Not only we do not like to hear bad news, but we also have the tendency to still “punish” the messenger, who in the organizational context of today, is often in some way hold accountable for the bad news. Nowadays such “punishments” are mostly encountered in forms of intimidation, such as bursts of ironic laughter, explosions of anger, or degrading the messenger, sometimes even firing them.
A management culture where “bad news” is handled in this way doesn’t help encourage failure free operations.
The fear of being shot for telling your message induces the fear of telling the bare truth and present the status for what it is. Therefore research and analysis based decision-making become redundant and open the door for flawed business strategies and operational plans.
You can recognize the presence of “intolerance to bad news” management culture when you hear someone:
- Present the results of their own work or the status of his/her department or group in the third person or a passive voice, (e.g. “the launch of product x was not successful” as compared to “we were not successful with the launch of product x”)

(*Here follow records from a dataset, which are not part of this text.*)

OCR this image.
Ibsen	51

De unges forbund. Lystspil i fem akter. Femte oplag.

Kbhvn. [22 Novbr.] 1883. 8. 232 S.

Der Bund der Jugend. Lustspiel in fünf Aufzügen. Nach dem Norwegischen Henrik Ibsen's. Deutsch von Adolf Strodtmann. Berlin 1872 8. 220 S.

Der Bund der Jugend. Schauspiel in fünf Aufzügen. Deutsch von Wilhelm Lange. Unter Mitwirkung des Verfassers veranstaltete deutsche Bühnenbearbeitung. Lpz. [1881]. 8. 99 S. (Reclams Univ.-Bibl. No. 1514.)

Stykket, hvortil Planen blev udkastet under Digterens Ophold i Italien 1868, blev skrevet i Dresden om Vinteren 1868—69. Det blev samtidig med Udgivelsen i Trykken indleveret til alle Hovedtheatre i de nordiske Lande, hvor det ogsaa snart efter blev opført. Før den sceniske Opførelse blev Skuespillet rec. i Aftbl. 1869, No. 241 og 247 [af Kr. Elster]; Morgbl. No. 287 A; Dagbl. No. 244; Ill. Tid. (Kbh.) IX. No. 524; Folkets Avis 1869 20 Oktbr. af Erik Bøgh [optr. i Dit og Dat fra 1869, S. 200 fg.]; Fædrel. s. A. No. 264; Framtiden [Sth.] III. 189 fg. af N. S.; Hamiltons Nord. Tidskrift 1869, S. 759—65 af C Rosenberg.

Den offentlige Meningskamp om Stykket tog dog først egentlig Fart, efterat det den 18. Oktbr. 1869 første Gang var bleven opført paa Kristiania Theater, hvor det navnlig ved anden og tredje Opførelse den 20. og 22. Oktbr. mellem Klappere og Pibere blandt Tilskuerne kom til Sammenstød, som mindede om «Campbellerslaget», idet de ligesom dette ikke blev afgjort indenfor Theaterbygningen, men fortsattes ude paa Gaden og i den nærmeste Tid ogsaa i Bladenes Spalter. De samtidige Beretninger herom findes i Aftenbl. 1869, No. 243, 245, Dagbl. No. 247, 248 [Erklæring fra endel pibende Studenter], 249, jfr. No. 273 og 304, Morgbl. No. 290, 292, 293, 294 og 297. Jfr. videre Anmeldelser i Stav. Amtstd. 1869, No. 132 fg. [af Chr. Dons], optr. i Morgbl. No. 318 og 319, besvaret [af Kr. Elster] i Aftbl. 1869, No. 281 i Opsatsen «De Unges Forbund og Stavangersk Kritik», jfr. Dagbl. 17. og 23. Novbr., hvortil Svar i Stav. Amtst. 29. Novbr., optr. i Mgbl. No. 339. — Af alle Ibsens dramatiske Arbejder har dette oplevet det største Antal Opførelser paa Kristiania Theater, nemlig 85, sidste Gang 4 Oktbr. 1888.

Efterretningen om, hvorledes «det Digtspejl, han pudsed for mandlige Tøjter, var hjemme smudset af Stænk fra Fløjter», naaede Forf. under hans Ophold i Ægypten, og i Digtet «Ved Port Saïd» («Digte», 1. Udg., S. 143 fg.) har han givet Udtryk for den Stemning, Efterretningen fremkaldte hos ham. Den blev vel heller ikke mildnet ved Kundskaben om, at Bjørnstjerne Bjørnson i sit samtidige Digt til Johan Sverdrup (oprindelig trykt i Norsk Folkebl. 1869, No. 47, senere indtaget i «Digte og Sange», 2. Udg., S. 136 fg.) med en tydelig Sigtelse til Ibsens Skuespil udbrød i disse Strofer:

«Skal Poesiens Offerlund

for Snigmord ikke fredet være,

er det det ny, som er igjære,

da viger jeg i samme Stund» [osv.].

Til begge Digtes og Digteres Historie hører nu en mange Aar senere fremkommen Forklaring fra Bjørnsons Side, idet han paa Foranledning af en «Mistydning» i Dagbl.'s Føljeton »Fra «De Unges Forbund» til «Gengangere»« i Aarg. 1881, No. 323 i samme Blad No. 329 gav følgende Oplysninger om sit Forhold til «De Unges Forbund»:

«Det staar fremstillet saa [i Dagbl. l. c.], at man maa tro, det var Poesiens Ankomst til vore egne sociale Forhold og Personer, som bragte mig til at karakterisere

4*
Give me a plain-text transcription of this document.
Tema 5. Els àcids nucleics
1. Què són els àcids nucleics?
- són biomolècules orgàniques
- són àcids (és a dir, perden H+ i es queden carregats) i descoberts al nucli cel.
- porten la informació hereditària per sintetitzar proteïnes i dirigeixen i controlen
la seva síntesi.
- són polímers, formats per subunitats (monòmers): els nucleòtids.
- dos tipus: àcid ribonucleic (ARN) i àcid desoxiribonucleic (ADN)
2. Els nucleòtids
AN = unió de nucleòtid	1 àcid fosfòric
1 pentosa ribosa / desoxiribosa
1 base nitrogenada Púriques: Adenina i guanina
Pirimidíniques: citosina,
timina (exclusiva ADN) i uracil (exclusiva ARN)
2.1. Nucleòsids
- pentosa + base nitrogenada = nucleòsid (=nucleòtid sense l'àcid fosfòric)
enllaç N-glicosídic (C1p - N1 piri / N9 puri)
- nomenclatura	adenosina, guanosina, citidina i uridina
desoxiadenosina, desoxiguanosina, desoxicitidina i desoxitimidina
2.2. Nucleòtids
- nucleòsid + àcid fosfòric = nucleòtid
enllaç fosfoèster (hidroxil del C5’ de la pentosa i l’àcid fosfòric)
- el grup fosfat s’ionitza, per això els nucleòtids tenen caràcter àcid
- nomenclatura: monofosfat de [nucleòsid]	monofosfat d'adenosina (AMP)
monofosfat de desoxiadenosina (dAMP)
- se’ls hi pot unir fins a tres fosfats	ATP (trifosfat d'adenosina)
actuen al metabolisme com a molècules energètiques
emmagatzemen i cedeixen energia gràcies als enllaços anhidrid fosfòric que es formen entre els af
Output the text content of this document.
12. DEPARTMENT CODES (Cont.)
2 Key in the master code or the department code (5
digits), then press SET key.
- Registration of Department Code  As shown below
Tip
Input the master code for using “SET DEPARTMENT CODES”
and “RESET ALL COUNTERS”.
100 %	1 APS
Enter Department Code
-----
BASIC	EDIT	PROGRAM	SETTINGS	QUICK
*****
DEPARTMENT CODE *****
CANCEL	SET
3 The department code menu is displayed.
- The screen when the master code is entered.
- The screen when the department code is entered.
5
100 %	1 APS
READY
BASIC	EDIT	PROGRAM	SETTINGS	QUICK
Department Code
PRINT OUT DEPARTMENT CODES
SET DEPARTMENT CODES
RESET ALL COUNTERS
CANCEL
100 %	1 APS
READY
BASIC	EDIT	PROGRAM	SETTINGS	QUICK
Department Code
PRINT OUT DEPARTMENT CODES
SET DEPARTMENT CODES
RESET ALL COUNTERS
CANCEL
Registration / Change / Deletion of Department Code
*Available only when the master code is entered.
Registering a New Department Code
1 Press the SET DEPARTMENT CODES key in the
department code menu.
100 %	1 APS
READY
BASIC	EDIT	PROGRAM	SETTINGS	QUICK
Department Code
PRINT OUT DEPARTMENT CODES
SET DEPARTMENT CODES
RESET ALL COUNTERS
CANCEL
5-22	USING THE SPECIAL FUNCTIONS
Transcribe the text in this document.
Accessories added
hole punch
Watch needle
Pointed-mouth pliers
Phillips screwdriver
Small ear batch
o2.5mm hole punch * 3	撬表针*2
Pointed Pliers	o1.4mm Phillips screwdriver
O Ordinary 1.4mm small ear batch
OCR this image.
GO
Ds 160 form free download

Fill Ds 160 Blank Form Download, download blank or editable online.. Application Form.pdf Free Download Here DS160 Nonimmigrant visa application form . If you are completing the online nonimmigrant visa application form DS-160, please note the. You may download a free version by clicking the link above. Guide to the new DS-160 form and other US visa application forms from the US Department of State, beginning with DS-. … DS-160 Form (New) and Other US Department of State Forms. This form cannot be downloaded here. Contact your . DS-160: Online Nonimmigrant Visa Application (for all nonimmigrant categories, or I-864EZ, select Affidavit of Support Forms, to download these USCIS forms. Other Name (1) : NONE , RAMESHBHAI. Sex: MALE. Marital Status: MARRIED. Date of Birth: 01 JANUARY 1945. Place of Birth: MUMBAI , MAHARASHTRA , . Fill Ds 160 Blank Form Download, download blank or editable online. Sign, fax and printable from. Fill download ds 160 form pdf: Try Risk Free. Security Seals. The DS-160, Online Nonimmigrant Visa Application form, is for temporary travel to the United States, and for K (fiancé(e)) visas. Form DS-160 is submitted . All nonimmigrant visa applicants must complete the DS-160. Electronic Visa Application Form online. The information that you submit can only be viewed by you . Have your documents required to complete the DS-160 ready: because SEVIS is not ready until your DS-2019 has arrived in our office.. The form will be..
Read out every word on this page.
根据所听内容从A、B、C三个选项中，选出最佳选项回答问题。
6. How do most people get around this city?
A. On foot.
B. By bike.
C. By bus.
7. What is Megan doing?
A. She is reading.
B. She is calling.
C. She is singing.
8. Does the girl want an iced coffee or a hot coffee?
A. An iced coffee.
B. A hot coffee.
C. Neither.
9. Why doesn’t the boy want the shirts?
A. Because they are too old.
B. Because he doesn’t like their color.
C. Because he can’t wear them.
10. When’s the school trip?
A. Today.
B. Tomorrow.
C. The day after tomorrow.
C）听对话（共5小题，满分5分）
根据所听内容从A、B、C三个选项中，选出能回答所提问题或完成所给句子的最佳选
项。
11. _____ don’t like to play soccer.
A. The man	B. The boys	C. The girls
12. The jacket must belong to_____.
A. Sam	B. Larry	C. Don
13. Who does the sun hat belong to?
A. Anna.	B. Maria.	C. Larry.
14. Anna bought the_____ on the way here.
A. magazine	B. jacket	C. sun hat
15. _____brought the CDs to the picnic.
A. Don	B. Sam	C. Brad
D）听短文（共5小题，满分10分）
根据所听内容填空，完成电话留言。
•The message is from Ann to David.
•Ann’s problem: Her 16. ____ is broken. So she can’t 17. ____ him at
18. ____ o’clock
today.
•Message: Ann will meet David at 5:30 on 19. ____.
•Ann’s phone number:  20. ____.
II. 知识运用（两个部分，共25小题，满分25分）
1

- Present the status in generalized way so as to cover up for the areas leading/ contributing to the failure
- Present failure in an implicit rather then explicit way (“we still have a lot of work to do” rather then “we are very likely going to over run the deadline”)
We are by human nature selective in what we want to hear. As managers, however, we owe it to ourselves to question how we handle bad news. “Shooting the messenger” will more likely than not result in us hearing what we want to hear until we end up caught out in fault.